The neural network model can be classified into a map learning model, a non-map learning model, a map learning model, and a non-map learning combination model. Map learning models include a hopfield network, a perceptron, and a multilayer perceptron. The non-map learning models include ART Model, Competitive Learning, and self-organization Maps. Map learning and non-mapping learning models include counter propagation networks.

The image data enhancement unit 120 may perform a function of generating a plurality of candidate image data using at least one of a plurality of image conversion methods for the original image data for learning. Such a plurality of image conversion methods include crop, rotation, flip, squash, translation, zoom, and color perturbation. Therefore, the present invention can utilize a plurality of candidate image data as a learning image for machine learning even if learning data for machine learning is not collected from the web or memory.

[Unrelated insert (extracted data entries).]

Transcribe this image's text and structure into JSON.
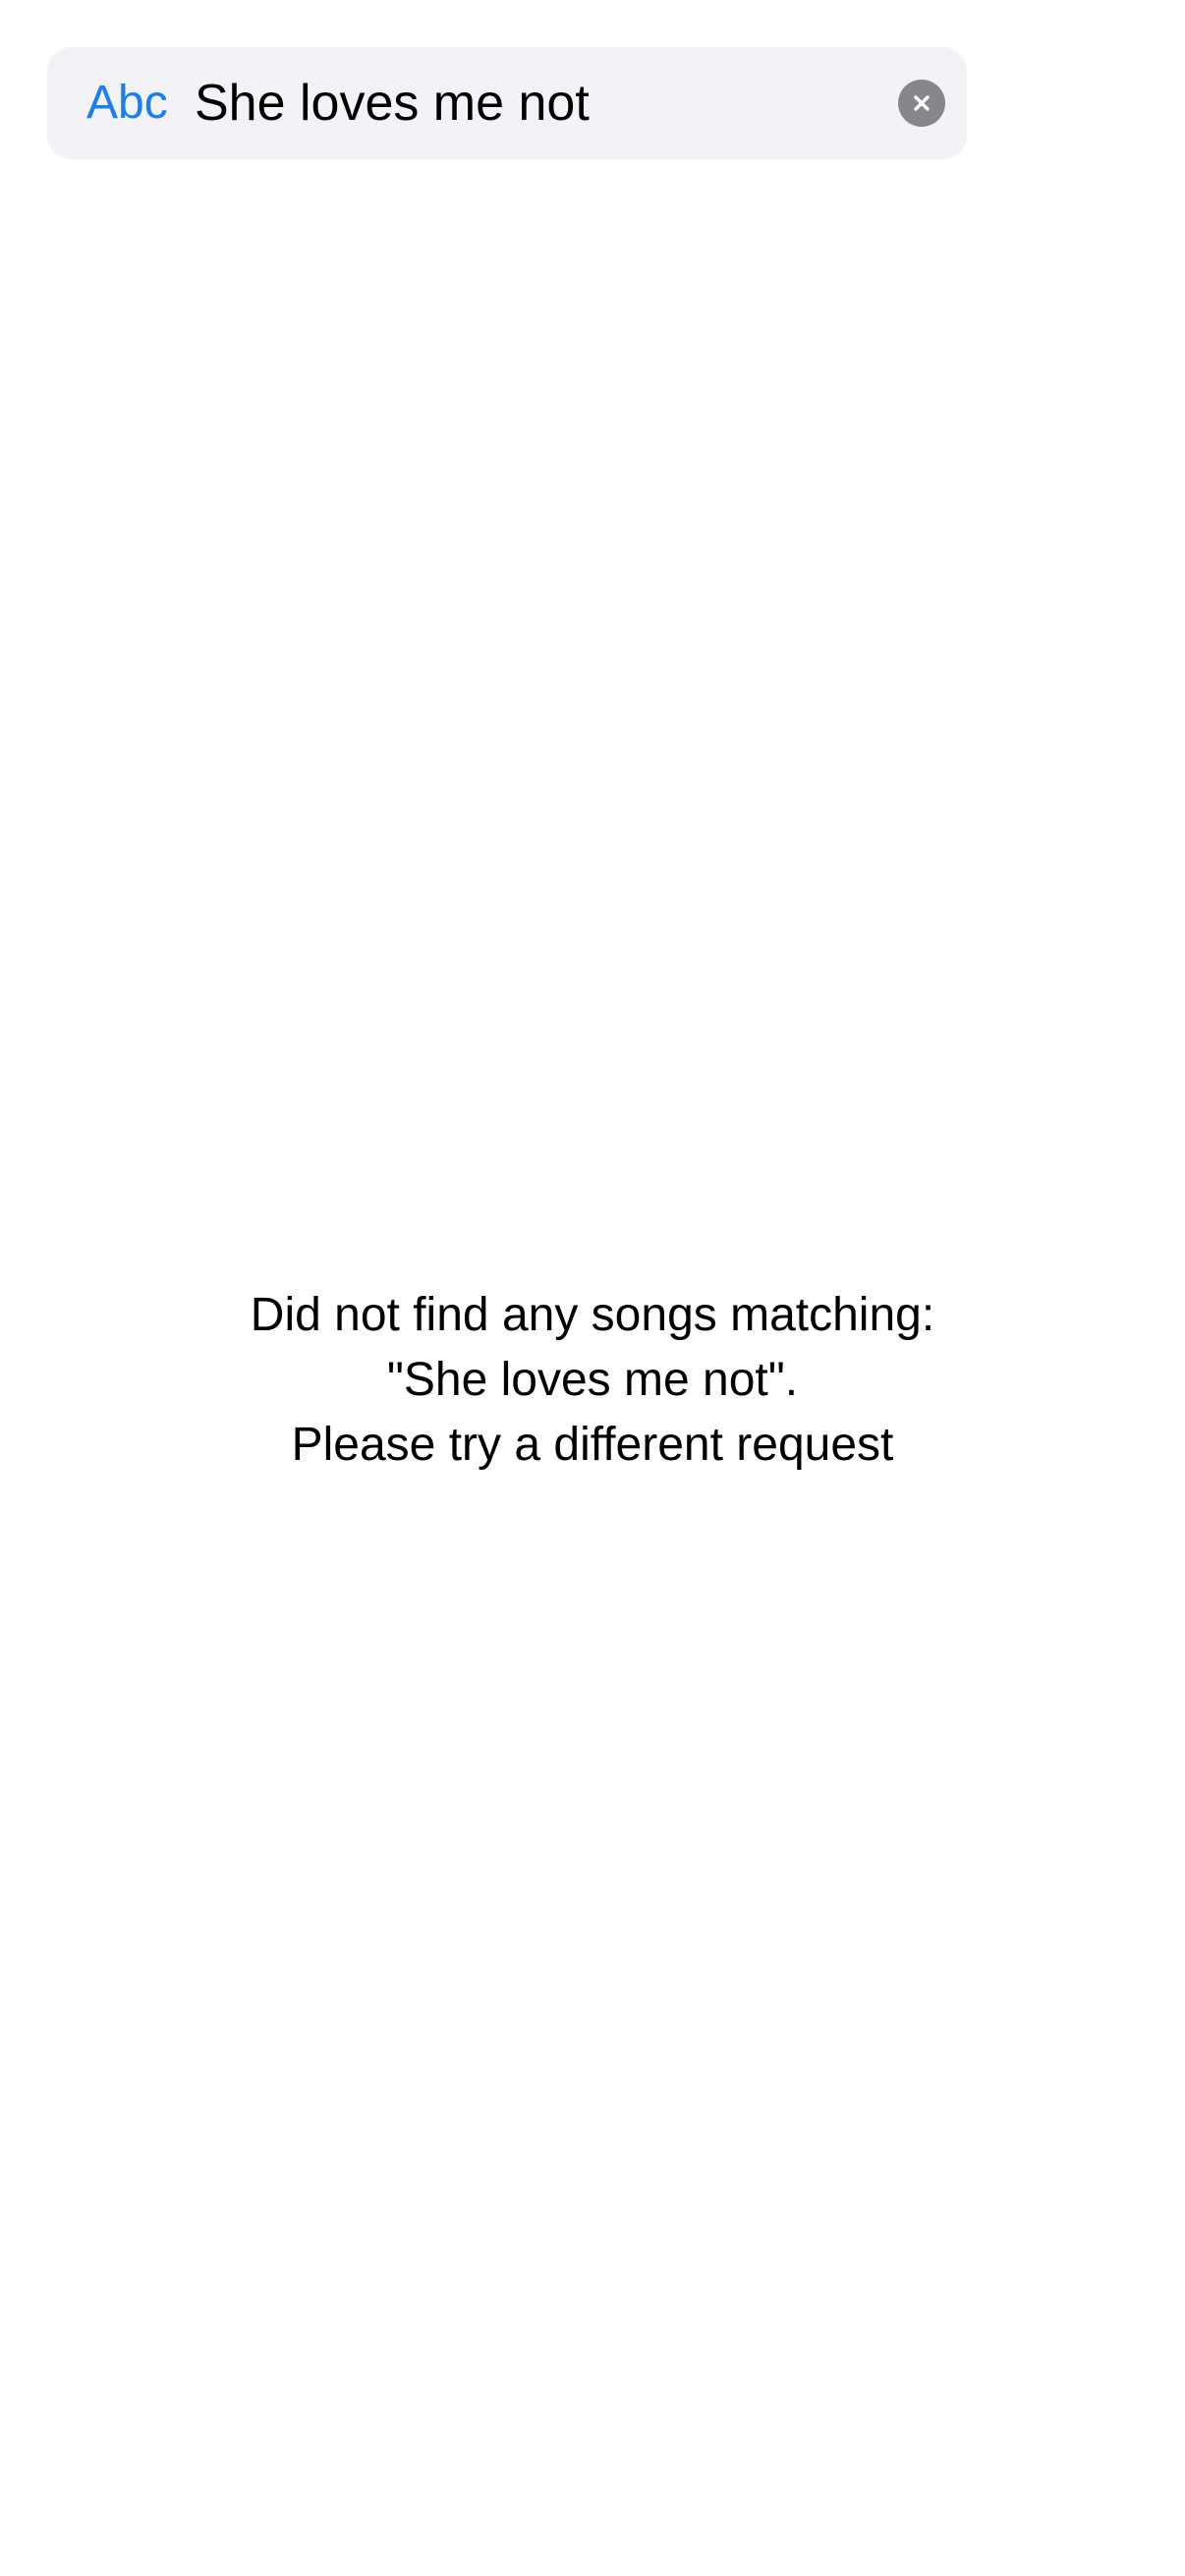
{
  "search": {
    "mode_label": "Abc",
    "value": "She loves me not",
    "clear_icon": "clear-icon"
  },
  "empty_state": {
    "line1": "Did not find any songs matching:",
    "line2": "\"She loves me not\".",
    "line3": "Please try a different request"
  },
  "colors": {
    "accent": "#1a7ef0",
    "search_background": "#f2f2f7",
    "clear_button": "#86868b"
  }
}
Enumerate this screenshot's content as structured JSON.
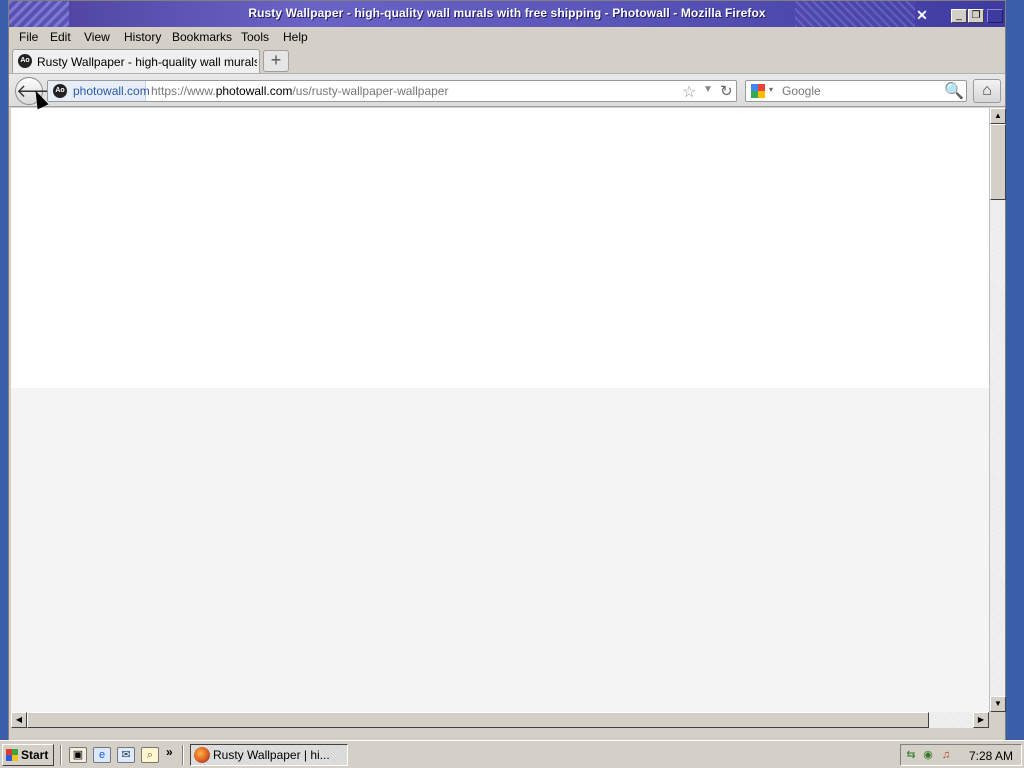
{
  "window": {
    "title": "Rusty Wallpaper - high-quality wall murals with free shipping - Photowall - Mozilla Firefox",
    "minimize_glyph": "_",
    "restore_glyph": "❐",
    "close_glyph": "✕"
  },
  "menubar": {
    "items": [
      {
        "label": "File"
      },
      {
        "label": "Edit"
      },
      {
        "label": "View"
      },
      {
        "label": "History"
      },
      {
        "label": "Bookmarks"
      },
      {
        "label": "Tools"
      },
      {
        "label": "Help"
      }
    ]
  },
  "tabs": [
    {
      "label": "Rusty Wallpaper - high-quality wall murals wit...",
      "favicon_text": "Ao",
      "active": true
    }
  ],
  "newtab_glyph": "+",
  "navbar": {
    "back_glyph": "🡐",
    "identity_label": "photowall.com",
    "identity_icon_text": "Ao",
    "url_prefix": "https://www.",
    "url_domain": "photowall.com",
    "url_path": "/us/rusty-wallpaper-wallpaper",
    "star_glyph": "☆",
    "dropmarker_glyph": "▼",
    "reload_glyph": "↻",
    "search_placeholder": "Google",
    "search_caret_glyph": "▾",
    "magnifier_glyph": "🔍",
    "home_glyph": "⌂"
  },
  "scrollbars": {
    "up_glyph": "▲",
    "down_glyph": "▼",
    "left_glyph": "◀",
    "right_glyph": "▶"
  },
  "taskbar": {
    "start_label": "Start",
    "quicklaunch_chevron": "»",
    "task_button_label": "Rusty Wallpaper | hi...",
    "clock": "7:28 AM"
  },
  "colors": {
    "titlebar_accent": "#5a55b8",
    "desktop": "#3b5ea8",
    "identity_text": "#2a5aa8"
  }
}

The computation efficiency evaluation unit 130 may perform learning of image data through a neural network model for a plurality of candidate image data, and may calculate the computation efficiency of the performed learning. The computational efficiency implies the prediction accuracy of the learning of machine learning.

The computation efficiency evaluation unit 130 can calculate the computation efficiency for two items. More specifically, the computation efficiency evaluation unit 130 includes a data set efficiency evaluation unit 131 for calculating the computation efficiency of the neural network model using a plurality of candidate image data, and a neural network efficiency evaluation unit 131 for calculating the computation efficiency of different neural network models. (132).

The learning image data selection module 140 may determine the final candidate image data to be used for machine learning and the final neural network model. Therefore, the present invention can automatically determine the neural network model and candidate image data without user input, thereby improving the efficiency of machine learning.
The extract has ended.